デュ・ボスについての証言から、ぼくの主題は、「人間の魂」と「神」であり、このことは、ぼくが魂と神について抽象的にしか語らないと自分で思っていた昔から一貫していたことに、いま深々と気づいている。(ぼくのこの欄の副題が「僕の愛と美と信仰」であることは、一般論ではない「魂と神」がぼくの主題であることを、すでに示していることにも気づいた。)ぼくの課題は、魂と神を、哲学議論の問題とすることなく、人間の、自分の、豊饒な具体的経験の蓄積を通して感得的に理解することであったのだ。この豊饒な感得的理解を最も純粋に実現しているのがフランスの文化であり思想なのだ。この意味で、高田博厚がフランスに根を下ろした理由として、友人の片山敏彦が、「あの国は知性と感性が結婚する可能性が最もある」、と言ったのである。 

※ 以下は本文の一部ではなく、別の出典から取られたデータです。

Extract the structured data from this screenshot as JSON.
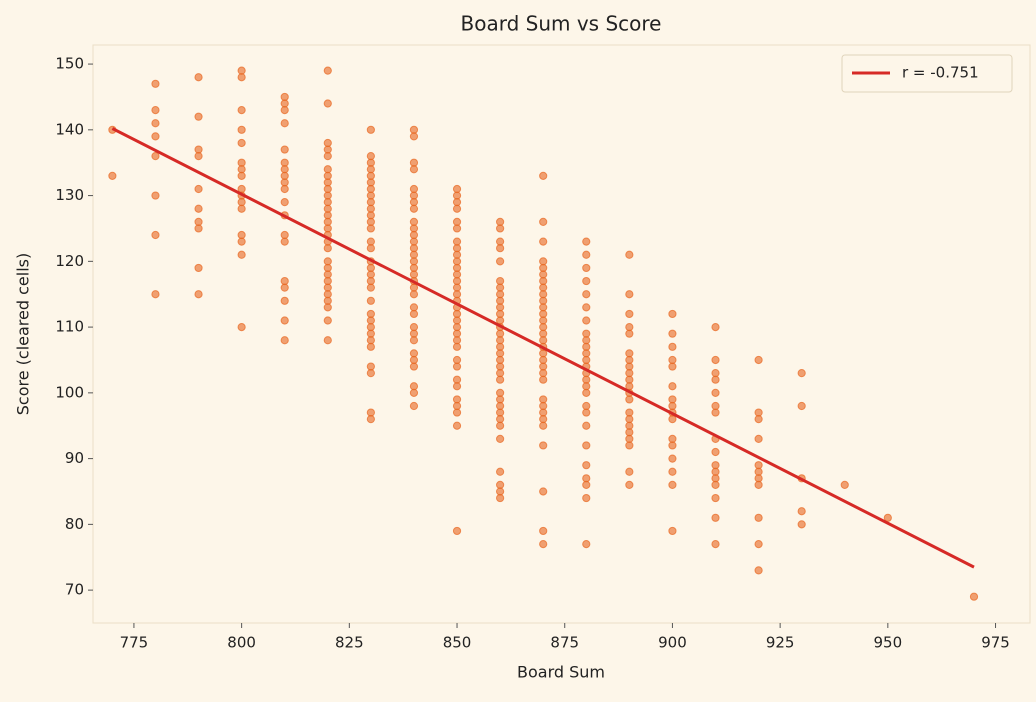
{
  "chart_data": {
    "type": "scatter",
    "title": "Board Sum vs Score",
    "x_label": "Board Sum",
    "y_label": "Score (cleared cells)",
    "xlim": [
      765.5,
      983
    ],
    "ylim": [
      65,
      152.9
    ],
    "xticks": [
      775,
      800,
      825,
      850,
      875,
      900,
      925,
      950,
      975
    ],
    "yticks": [
      70,
      80,
      90,
      100,
      110,
      120,
      130,
      140,
      150
    ],
    "legend": "upper right",
    "series": [
      {
        "type": "scatter",
        "color": "#e8661f",
        "x": [
          770,
          770,
          780,
          780,
          780,
          780,
          780,
          780,
          780,
          780,
          790,
          790,
          790,
          790,
          790,
          790,
          790,
          790,
          790,
          790,
          800,
          800,
          800,
          800,
          800,
          800,
          800,
          800,
          800,
          800,
          800,
          800,
          800,
          800,
          800,
          800,
          810,
          810,
          810,
          810,
          810,
          810,
          810,
          810,
          810,
          810,
          810,
          810,
          810,
          810,
          810,
          810,
          810,
          810,
          810,
          820,
          820,
          820,
          820,
          820,
          820,
          820,
          820,
          820,
          820,
          820,
          820,
          820,
          820,
          820,
          820,
          820,
          820,
          820,
          820,
          820,
          820,
          820,
          820,
          820,
          820,
          820,
          820,
          830,
          830,
          830,
          830,
          830,
          830,
          830,
          830,
          830,
          830,
          830,
          830,
          830,
          830,
          830,
          830,
          830,
          830,
          830,
          830,
          830,
          830,
          830,
          830,
          830,
          830,
          830,
          830,
          830,
          830,
          830,
          840,
          840,
          840,
          840,
          840,
          840,
          840,
          840,
          840,
          840,
          840,
          840,
          840,
          840,
          840,
          840,
          840,
          840,
          840,
          840,
          840,
          840,
          840,
          840,
          840,
          840,
          840,
          840,
          840,
          840,
          840,
          850,
          850,
          850,
          850,
          850,
          850,
          850,
          850,
          850,
          850,
          850,
          850,
          850,
          850,
          850,
          850,
          850,
          850,
          850,
          850,
          850,
          850,
          850,
          850,
          850,
          850,
          850,
          850,
          850,
          850,
          850,
          850,
          860,
          860,
          860,
          860,
          860,
          860,
          860,
          860,
          860,
          860,
          860,
          860,
          860,
          860,
          860,
          860,
          860,
          860,
          860,
          860,
          860,
          860,
          860,
          860,
          860,
          860,
          860,
          860,
          860,
          860,
          860,
          860,
          870,
          870,
          870,
          870,
          870,
          870,
          870,
          870,
          870,
          870,
          870,
          870,
          870,
          870,
          870,
          870,
          870,
          870,
          870,
          870,
          870,
          870,
          870,
          870,
          870,
          870,
          870,
          870,
          870,
          870,
          870,
          880,
          880,
          880,
          880,
          880,
          880,
          880,
          880,
          880,
          880,
          880,
          880,
          880,
          880,
          880,
          880,
          880,
          880,
          880,
          880,
          880,
          880,
          880,
          880,
          880,
          880,
          890,
          890,
          890,
          890,
          890,
          890,
          890,
          890,
          890,
          890,
          890,
          890,
          890,
          890,
          890,
          890,
          890,
          890,
          890,
          890,
          890,
          900,
          900,
          900,
          900,
          900,
          900,
          900,
          900,
          900,
          900,
          900,
          900,
          900,
          900,
          900,
          900,
          910,
          910,
          910,
          910,
          910,
          910,
          910,
          910,
          910,
          910,
          910,
          910,
          910,
          910,
          910,
          910,
          920,
          920,
          920,
          920,
          920,
          920,
          920,
          920,
          920,
          920,
          920,
          930,
          930,
          930,
          930,
          930,
          940,
          950,
          970
        ],
        "values": [
          140,
          133,
          147,
          143,
          141,
          139,
          136,
          130,
          124,
          115,
          148,
          142,
          137,
          136,
          131,
          128,
          126,
          125,
          119,
          115,
          149,
          148,
          143,
          140,
          138,
          135,
          134,
          133,
          131,
          130,
          129,
          128,
          124,
          123,
          121,
          110,
          145,
          144,
          143,
          141,
          137,
          135,
          134,
          133,
          132,
          131,
          129,
          127,
          124,
          123,
          117,
          116,
          114,
          111,
          108,
          149,
          144,
          138,
          137,
          136,
          134,
          133,
          132,
          131,
          130,
          129,
          128,
          127,
          126,
          125,
          124,
          123,
          122,
          120,
          119,
          118,
          117,
          116,
          115,
          114,
          113,
          111,
          108,
          140,
          136,
          135,
          134,
          133,
          132,
          131,
          130,
          129,
          128,
          127,
          126,
          125,
          123,
          122,
          120,
          119,
          118,
          117,
          116,
          114,
          112,
          111,
          110,
          109,
          108,
          107,
          104,
          103,
          97,
          96,
          140,
          139,
          135,
          134,
          131,
          130,
          129,
          128,
          126,
          125,
          124,
          123,
          122,
          121,
          120,
          119,
          118,
          117,
          116,
          115,
          113,
          112,
          110,
          109,
          108,
          106,
          105,
          104,
          101,
          100,
          98,
          131,
          130,
          129,
          128,
          126,
          125,
          123,
          122,
          121,
          120,
          119,
          118,
          117,
          116,
          115,
          114,
          113,
          112,
          111,
          110,
          109,
          108,
          107,
          105,
          104,
          102,
          101,
          99,
          98,
          97,
          95,
          79,
          126,
          125,
          123,
          122,
          120,
          117,
          116,
          115,
          114,
          113,
          112,
          111,
          110,
          109,
          108,
          107,
          106,
          105,
          104,
          103,
          102,
          100,
          99,
          98,
          97,
          96,
          95,
          93,
          88,
          86,
          85,
          84,
          133,
          126,
          123,
          120,
          119,
          118,
          117,
          116,
          115,
          114,
          113,
          112,
          111,
          110,
          109,
          108,
          107,
          106,
          105,
          104,
          103,
          102,
          99,
          98,
          97,
          96,
          95,
          92,
          85,
          79,
          77,
          123,
          121,
          119,
          117,
          115,
          113,
          111,
          109,
          108,
          107,
          106,
          105,
          104,
          103,
          102,
          101,
          100,
          98,
          97,
          95,
          92,
          89,
          87,
          86,
          84,
          77,
          121,
          115,
          112,
          110,
          109,
          106,
          105,
          104,
          103,
          102,
          101,
          100,
          99,
          97,
          96,
          95,
          94,
          93,
          92,
          88,
          86,
          112,
          109,
          107,
          105,
          104,
          101,
          99,
          98,
          97,
          96,
          93,
          92,
          90,
          88,
          86,
          79,
          110,
          105,
          103,
          102,
          100,
          98,
          97,
          93,
          91,
          89,
          88,
          87,
          86,
          84,
          81,
          77,
          105,
          97,
          96,
          93,
          89,
          88,
          87,
          86,
          81,
          77,
          73,
          103,
          98,
          87,
          82,
          80,
          86,
          81,
          69
        ]
      },
      {
        "type": "line",
        "name": "r = -0.751",
        "color": "#d62a26",
        "x": [
          770,
          970
        ],
        "values": [
          140.2,
          73.5
        ]
      }
    ]
  }
}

フランスの文化・思想にとことん馴染まなければならない。これがぼくの勉強だ。魂と神は、観念的な哲学議論の対象では全くない。人生と人間経験によって至るものである。そういう探求に高田博厚は、日本人としてはじめて生涯を懸けたのだ。 

 

この、真の意味での哲学的探求動機を根源として意識しなければ、〈高田博厚における自然と神〉といっても、迫真の研究にはならない。芸術行為が意味をもつ哲学的場を意識することがぼくには必要なのだ。